Journal
Shadowland par Pilobolus - Désopilobolant
Avec une douzaine de corps, ils créent un univers féerique. Tordus, emboîtés, entassés, déformés, étirés, ils déclenchent rires, émotion, et à coup sûr émerveillement. Leurs lignes ne sont pas celles de beaux danseurs classiques, mais de sportifs râblés, à la fabuleuse souplesse, et leur spectacle, qui allie performances gestuelles inouïes et charme de tréteaux - car il ne repose pas sur des artifices techniques sophistiqués mais sur trois projecteurs et un écran -, se déroule comme un rêve d’enfant.

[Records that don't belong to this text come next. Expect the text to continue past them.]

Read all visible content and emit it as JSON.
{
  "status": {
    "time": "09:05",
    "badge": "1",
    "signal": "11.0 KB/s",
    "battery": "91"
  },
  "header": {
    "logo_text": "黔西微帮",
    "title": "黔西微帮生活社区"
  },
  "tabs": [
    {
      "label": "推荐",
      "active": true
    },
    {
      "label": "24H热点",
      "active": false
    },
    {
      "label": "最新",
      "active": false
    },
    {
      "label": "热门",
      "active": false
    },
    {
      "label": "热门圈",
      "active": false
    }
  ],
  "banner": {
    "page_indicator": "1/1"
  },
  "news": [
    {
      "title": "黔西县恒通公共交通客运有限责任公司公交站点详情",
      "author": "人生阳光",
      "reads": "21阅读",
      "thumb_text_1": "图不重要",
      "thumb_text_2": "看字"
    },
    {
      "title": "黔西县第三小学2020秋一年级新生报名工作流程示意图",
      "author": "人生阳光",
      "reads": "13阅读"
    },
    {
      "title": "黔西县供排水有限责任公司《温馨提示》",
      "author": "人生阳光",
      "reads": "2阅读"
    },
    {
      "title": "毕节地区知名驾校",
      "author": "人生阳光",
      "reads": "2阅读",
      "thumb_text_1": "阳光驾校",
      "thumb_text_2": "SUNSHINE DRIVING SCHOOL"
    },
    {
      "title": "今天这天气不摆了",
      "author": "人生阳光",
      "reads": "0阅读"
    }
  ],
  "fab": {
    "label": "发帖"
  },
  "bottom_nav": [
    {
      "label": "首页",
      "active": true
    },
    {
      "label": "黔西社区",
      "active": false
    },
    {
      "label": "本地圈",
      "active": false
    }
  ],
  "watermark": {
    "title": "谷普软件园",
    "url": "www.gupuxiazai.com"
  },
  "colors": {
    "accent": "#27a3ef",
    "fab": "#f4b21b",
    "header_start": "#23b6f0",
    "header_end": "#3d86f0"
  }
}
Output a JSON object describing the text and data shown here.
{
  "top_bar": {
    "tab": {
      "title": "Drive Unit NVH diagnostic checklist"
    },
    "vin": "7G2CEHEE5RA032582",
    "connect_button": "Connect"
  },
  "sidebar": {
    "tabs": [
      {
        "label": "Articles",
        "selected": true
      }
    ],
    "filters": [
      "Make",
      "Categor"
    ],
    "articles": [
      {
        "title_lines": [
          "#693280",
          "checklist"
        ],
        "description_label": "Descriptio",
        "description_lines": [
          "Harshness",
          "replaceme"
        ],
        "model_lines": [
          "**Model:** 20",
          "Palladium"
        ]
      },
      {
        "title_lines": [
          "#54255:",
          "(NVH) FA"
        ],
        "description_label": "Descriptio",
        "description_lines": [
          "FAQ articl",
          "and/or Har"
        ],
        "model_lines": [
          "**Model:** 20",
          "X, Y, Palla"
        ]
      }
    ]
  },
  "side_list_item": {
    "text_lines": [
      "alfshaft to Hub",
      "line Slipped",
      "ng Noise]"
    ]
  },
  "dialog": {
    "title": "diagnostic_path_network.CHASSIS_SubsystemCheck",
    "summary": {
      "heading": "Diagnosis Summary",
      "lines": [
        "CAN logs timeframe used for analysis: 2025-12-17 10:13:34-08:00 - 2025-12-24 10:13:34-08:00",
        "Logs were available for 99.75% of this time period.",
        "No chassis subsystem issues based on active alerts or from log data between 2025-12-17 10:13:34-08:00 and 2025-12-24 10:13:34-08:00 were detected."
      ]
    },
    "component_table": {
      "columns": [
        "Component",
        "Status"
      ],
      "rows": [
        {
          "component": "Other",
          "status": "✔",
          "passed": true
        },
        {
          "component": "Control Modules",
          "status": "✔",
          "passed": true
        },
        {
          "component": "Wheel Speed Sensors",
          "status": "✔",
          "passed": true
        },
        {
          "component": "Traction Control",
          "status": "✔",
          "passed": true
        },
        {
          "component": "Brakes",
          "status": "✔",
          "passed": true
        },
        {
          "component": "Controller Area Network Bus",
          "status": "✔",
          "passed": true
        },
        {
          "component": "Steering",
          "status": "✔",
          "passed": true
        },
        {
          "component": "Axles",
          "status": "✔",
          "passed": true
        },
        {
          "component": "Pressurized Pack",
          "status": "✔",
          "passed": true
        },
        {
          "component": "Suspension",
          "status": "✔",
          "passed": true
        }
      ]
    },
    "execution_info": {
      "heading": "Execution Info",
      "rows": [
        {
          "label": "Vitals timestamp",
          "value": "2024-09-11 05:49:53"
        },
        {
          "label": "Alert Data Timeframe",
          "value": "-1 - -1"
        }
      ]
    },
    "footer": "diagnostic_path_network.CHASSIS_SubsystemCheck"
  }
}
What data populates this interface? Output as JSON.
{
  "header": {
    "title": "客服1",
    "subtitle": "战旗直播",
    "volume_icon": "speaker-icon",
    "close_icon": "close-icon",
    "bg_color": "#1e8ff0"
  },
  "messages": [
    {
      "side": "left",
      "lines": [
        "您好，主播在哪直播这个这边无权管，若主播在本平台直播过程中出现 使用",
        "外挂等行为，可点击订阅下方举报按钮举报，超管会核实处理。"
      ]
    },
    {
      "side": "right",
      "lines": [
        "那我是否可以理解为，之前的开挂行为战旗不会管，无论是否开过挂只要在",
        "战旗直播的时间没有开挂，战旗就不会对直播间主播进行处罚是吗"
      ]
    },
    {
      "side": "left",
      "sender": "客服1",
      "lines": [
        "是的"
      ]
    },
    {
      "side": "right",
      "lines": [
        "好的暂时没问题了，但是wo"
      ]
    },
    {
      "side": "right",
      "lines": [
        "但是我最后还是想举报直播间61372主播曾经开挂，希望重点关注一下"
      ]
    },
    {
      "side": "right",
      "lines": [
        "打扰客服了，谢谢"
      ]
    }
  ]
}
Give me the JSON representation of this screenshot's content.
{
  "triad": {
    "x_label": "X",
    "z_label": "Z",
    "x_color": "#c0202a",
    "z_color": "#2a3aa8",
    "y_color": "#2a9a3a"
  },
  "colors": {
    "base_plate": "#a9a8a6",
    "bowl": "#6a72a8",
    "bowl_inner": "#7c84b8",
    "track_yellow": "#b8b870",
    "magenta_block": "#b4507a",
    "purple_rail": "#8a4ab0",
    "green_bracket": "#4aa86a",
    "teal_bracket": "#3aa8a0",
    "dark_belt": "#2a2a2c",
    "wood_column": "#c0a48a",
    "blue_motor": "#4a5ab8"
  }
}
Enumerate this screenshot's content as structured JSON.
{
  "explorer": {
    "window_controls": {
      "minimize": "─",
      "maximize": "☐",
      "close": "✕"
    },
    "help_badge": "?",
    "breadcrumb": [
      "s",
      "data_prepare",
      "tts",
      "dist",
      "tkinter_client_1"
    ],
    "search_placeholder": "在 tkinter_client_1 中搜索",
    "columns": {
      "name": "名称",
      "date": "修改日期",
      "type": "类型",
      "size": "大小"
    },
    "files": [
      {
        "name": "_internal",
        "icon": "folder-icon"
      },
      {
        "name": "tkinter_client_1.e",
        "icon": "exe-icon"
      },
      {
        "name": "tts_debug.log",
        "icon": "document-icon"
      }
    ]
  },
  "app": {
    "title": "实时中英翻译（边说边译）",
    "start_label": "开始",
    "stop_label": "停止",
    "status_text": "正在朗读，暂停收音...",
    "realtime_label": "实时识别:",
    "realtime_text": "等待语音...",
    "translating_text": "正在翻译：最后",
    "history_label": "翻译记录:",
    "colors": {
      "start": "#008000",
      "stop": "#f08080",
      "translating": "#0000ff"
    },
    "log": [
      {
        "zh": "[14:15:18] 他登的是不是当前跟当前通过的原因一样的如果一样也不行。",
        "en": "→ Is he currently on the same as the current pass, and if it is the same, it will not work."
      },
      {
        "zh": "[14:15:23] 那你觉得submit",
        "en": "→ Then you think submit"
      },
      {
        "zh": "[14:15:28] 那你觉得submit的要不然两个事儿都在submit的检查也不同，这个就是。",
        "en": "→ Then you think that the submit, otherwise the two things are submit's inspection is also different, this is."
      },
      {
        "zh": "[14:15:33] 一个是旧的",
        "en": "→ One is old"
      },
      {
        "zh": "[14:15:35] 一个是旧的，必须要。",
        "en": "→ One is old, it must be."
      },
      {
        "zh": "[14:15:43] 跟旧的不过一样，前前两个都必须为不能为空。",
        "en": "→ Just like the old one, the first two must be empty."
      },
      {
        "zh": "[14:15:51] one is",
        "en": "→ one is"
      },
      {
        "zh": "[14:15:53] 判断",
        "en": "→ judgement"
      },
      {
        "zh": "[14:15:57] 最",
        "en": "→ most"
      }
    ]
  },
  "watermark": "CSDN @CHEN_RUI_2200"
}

Musiques rock, techno ou plus fluides, ne cherchons pas d’académisme dans ce Shadowland, nouveau spectacle des Pilobolus, qu’ils promènent dans le monde avec un énorme succès, mais juste le bonheur d’un conte en ombres chinoises déroulant ses silhouettes cocasses, inquiétantes, ou hilarantes : une jeune fille rêve, au bord de la transformation de la chrysalide en papillon, et se projette dans des mondes bizarres qui l’amèneront à s’éveiller à ses nouvelles réalités. Thème connu, mille fois utilisé : mais est- il habituel qu’une danseuse se transforme en chien, par la magie de son coude replié, que deux garçons deviennent centaure ou Statue de la Liberté ! Hallucinogène (presque), comme le champignon bizarre qui donne son nom à leurs évolutions.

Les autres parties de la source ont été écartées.